“Now he would never write the things that he had saved to write until he knew enough to write them well. Well, he would not have to fail at trying to write them either. Maybe you could never write them and that was why you put them off and delayed the starting. Well, he would never know, now.”
–Ernest Hemingway, The Snows of Kilimanjaro (1936)
Afraid to try; not good enough. There’s that fear of digging in deep, opening old wounds, leery of discovering what’s I’ve buried deep. It is my lifetime work of denial, in all its many facets.
What if there were really monsters under my bed as a kid, and I put them away, trying to ignore them, or burying them deep in my soul, so I wouldn’t have to confront them?
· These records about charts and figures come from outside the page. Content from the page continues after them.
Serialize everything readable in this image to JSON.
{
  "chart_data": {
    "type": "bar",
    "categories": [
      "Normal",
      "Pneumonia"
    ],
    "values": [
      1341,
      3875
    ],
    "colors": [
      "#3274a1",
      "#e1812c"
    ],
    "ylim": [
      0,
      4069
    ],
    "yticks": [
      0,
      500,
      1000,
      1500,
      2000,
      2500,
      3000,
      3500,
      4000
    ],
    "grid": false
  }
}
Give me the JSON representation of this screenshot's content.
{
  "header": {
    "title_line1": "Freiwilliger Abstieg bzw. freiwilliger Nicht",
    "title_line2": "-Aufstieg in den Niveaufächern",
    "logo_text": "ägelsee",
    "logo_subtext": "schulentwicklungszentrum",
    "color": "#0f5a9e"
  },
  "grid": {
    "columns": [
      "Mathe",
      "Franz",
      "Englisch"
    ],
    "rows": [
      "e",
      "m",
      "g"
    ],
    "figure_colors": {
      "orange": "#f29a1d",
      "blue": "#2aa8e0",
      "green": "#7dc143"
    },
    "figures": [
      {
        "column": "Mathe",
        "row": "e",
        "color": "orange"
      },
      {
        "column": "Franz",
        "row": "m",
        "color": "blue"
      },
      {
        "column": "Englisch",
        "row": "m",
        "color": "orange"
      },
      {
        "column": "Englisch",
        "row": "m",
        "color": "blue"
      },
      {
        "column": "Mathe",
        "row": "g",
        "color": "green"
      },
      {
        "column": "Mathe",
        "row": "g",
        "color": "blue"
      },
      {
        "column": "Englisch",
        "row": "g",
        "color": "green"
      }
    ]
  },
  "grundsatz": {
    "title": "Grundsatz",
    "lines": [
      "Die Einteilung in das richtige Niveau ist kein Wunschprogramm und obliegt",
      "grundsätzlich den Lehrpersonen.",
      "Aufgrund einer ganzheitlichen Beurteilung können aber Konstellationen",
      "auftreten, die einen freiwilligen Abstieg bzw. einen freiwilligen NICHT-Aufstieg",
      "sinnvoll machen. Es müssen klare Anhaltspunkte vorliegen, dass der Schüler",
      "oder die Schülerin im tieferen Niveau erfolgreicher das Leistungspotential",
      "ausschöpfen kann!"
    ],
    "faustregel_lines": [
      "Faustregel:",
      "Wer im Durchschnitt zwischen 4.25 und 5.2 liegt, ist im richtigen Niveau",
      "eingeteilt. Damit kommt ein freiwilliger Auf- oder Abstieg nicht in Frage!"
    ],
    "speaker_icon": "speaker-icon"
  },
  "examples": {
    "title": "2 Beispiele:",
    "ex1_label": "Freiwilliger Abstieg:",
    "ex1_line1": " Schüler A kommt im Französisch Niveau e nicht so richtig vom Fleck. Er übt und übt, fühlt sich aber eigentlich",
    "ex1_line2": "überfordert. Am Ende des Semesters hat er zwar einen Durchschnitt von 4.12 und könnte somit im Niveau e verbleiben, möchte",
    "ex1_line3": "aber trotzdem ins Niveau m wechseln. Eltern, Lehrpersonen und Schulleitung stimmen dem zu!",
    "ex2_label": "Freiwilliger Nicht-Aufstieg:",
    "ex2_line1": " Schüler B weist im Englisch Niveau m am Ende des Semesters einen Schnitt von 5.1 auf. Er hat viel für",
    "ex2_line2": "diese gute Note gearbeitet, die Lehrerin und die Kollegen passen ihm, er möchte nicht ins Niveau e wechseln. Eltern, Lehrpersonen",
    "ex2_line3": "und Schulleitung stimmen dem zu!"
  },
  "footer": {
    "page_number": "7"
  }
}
I’m good at denying the existence of that question.
“Go away and leave me alone,” I say to myself.
In my writing work, there are topics and germs of ideas “out there” that should be explored, that remain on the “idea list”. They are controversial, provocative, and daunting. Some are political, most are sociological hot potatoes. Some of those are today’s monsters under the bed, the thoughts and fears I am now denying, at least not confronting.
I’m good at running away from confrontation, from the difficult stuff of life, the emotional chaos that literally begs for self-examination, self-reflection. It’s flight or fight, and denial. Yet, when I dig into the tough stuff, scraping off the scabby outer coverings, and allowing the pus to seep out, so I can cleanse the psychological infections, a newly revealed truth emerges. I begin to heal, and, more importantly, to understand.
All writing is a form of self-exploration, a teaching moment for the soul. I work at trying not to realize that, which is part of my denial and my lifetime of procrastination in dealing with the tough subjects.
Hemingway’s character wasn’t ready to face his monsters and put pencil to paper to dig into those personal challenges. He knew that, and knew he wasn’t ready to take it on, yet also knowing that he should take it on, because that is where the challenges are, and, ultimately, the reward of going deep and wrestling with the really tough stuff in life.
Writing challenges me, pushes me to go deeper inside of myself, to confront my night monsters, my fears, my doubts, and my unfinished thoughts. There is work to be done when I write, so much more than moving the pencil across the paper, an act of growing myself, of discovery.
4/16/2021 Neal Lemery
Wow, it’s so cool to see how writing affects you. I myself don’t have such a deep connection with it, even though I do have this weird compulsion to keep writing. Thanks for sharing!